The number of new cases is currently hovering around 40,000 per day.
Fauci’s remarks, made during an appearance before the Senate Health, Education, Labor, and Pensions Committee, came as the number of new cases in some Southern and Southwestern states has soared.
Some states that had moved to reopen businesses and activities quickly in response to frustration with lockdowns are finding themselves forced to dial back on some moves. California has closed bars in some counties, for instance, and New Jersey announced this week that it would not reopen indoor dining as planned.
“Clearly we are not in total control right now,” Fauci told the committee, warning that far worse conditions are ahead without new efforts to tamp down spread.
“It is going to be very disturbing, I will guarantee you that,” he said.
“What was thought to be unimaginable turns out to be the reality we’re facing right now,” Fauci said, adding that “outbreaks happen, and you have to deal with them in a very aggressive, proactive way.”
Fewer than 20 countries have recorded more than 100,000 cases in total.
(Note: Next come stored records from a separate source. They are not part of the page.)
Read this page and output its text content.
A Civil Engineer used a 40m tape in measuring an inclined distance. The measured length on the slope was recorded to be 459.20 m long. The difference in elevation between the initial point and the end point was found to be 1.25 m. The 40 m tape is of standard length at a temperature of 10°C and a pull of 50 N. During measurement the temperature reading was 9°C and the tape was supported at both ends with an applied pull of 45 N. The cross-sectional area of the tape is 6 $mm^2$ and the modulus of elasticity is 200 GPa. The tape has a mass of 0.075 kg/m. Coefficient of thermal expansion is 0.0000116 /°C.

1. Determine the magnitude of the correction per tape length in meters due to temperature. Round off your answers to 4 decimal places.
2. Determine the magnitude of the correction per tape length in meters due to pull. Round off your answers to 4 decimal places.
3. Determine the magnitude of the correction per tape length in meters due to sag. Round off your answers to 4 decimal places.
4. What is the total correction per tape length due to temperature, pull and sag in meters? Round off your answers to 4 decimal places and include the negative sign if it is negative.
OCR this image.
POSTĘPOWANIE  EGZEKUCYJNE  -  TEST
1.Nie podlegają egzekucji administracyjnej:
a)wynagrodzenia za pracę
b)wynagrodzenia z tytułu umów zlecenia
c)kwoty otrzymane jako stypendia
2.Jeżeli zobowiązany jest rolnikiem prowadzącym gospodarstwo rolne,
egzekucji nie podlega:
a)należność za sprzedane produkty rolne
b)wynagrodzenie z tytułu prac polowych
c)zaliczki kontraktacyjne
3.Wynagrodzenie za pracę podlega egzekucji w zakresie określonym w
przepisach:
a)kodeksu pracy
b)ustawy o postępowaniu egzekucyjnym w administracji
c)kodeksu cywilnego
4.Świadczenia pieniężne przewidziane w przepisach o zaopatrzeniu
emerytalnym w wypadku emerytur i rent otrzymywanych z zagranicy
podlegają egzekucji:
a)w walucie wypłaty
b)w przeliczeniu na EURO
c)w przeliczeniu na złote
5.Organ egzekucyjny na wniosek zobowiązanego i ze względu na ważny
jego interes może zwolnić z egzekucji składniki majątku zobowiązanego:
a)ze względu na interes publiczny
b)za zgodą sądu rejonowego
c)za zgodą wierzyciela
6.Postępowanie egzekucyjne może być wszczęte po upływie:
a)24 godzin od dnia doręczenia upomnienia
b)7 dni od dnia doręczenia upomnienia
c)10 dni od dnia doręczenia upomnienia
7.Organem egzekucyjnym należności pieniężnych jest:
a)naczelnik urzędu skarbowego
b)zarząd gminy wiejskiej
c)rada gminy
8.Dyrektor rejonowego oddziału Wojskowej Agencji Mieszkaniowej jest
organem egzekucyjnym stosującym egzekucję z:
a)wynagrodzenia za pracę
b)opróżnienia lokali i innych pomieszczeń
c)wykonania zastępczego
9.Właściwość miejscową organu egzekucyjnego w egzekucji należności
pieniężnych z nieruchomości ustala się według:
Canada, for instance, has confirmed about 106,000 Covid-19 cases since the outbreak began.
Public health and infectious diseases experts, who have been gravely concerned about the way the U.S. response has unfolded, concurred with Fauci’s assessment.
“It’s unfortunately just a simple consequence of math plus a lack of action,” said Marm Kilpatrick, an infectious diseases dynamics researcher at the University of California, Santa Cruz. “On the one hand it comes across as ‘Oh my God, 100,000 cases per day!’ But then if you actually look at the current case counts and trends, how would you not get that?”
A daily count of 100,000 new cases a day could occur within about three to six weeks, warned Michael Osterholm, director of the University of Minnesota’s Center for Infectious Diseases Research and Policy.
States with rapidly rising case numbers — Texas for instance — are struggling to care for patients; if the numbers rise to the level Fauci is predicting, hospitals be overwhelmed, Osterholm warned.
“We have to understand if we have 100,000 cases a day, we will have a crisis in intensive care units around the country,” he said, warning that many hospitals still don’t have adequate supplies of protective equipment, and more health workers will die if the outbreak spirals further out of control.
The Centers for Disease Control and Prevention estimates that 88,000 health workers in the U.S. have been infected with Covid-19 and 481 have died.
Osterholm said the U.S. needs to come to a consensus about how to control Covid-19. That’s going to take national leadership, he said.
“This country has to come to grips with: What is it that we’re willing to accept?” Osterholm said. “And I think if we leave it up to every governor, I think that is short-sighted. We need a national consensus of what are we trying to do. And then each state can … tailor it to what fits them. But right now, we don’t have a national consensus.”
He advocates finding a middle ground between total shutdown — for which there is waning support in the country — and the rapid reopening that some states have embraced. “It’s got to be something in the middle.”
The country needs to think about what restrictions it can live with as a means of suppressing transmission of the SARS-CoV-2 virus, and about how to compensate businesses that are may be forced to stay shut as a consequence, Osterholm said, pointing to bars as an example of a type of business that may need to remain closed while transmission rates are high.